WASHINGTON, D.C.— Earlier today, the U.S. Supreme Court issued a decision in Sackett v. EPA that drastically limits the Environmental Protection Agency's (EPA) ability to protect wetlands under the Clean Water Act, with far-reaching consequences. Center for Food Safety (CFS) strongly criticizes the decision, which will leave millions of acres of wetlands and small streams unprotected.
The majority decision–which holds that only wetlands with a "continuous surface connection" to other waters can be regulated–is contrary to the plain text of the statute and Congress's intent in passing it. It also flies in the face of the entire science of hydrology, through which waters are connected underground and out of sight.
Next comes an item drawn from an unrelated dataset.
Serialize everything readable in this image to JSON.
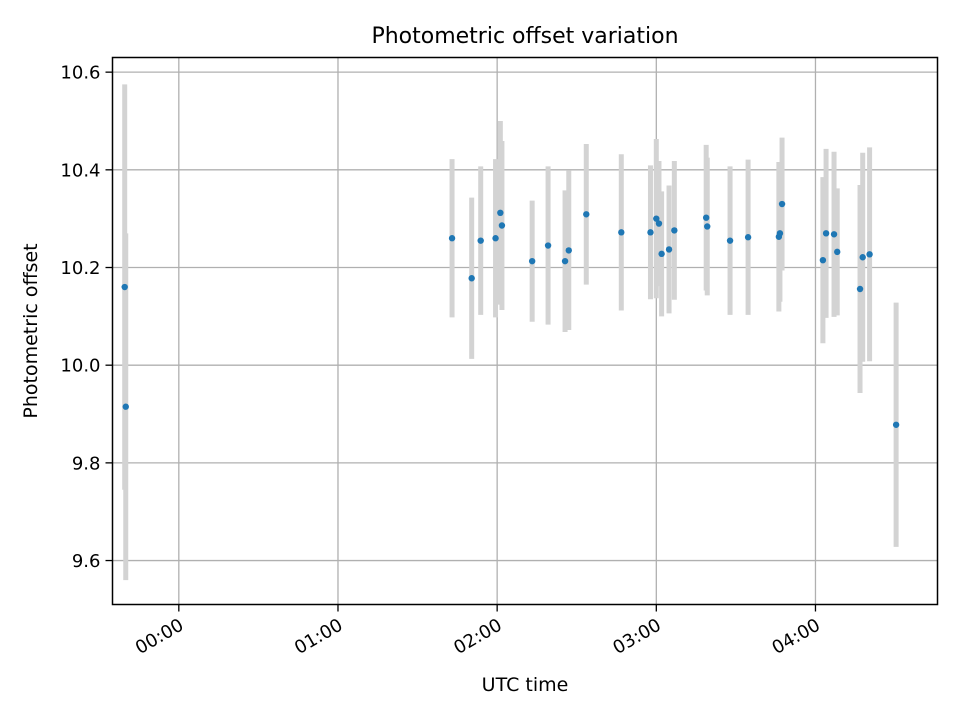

This ruling raises serious concerns about the ability of the Clean Water Act to function as intended. By inserting its own interpretations of policy matters, the Court undermines the role of Congress and obstructs the EPA's efforts to protect the environment. It is essential that our government functions as designed, respecting the constitutional framework and empowering Congress to make informed decisions about environmental regulation.
Comparisons can be drawn to past cases where the Court's interpretations have limited Congress's ability to address pressing environmental issues. CFS argues that such decisions impede the intended efficacy of legislation, as the Court takes on the role of the primary decision-maker instead of deferring to Congress.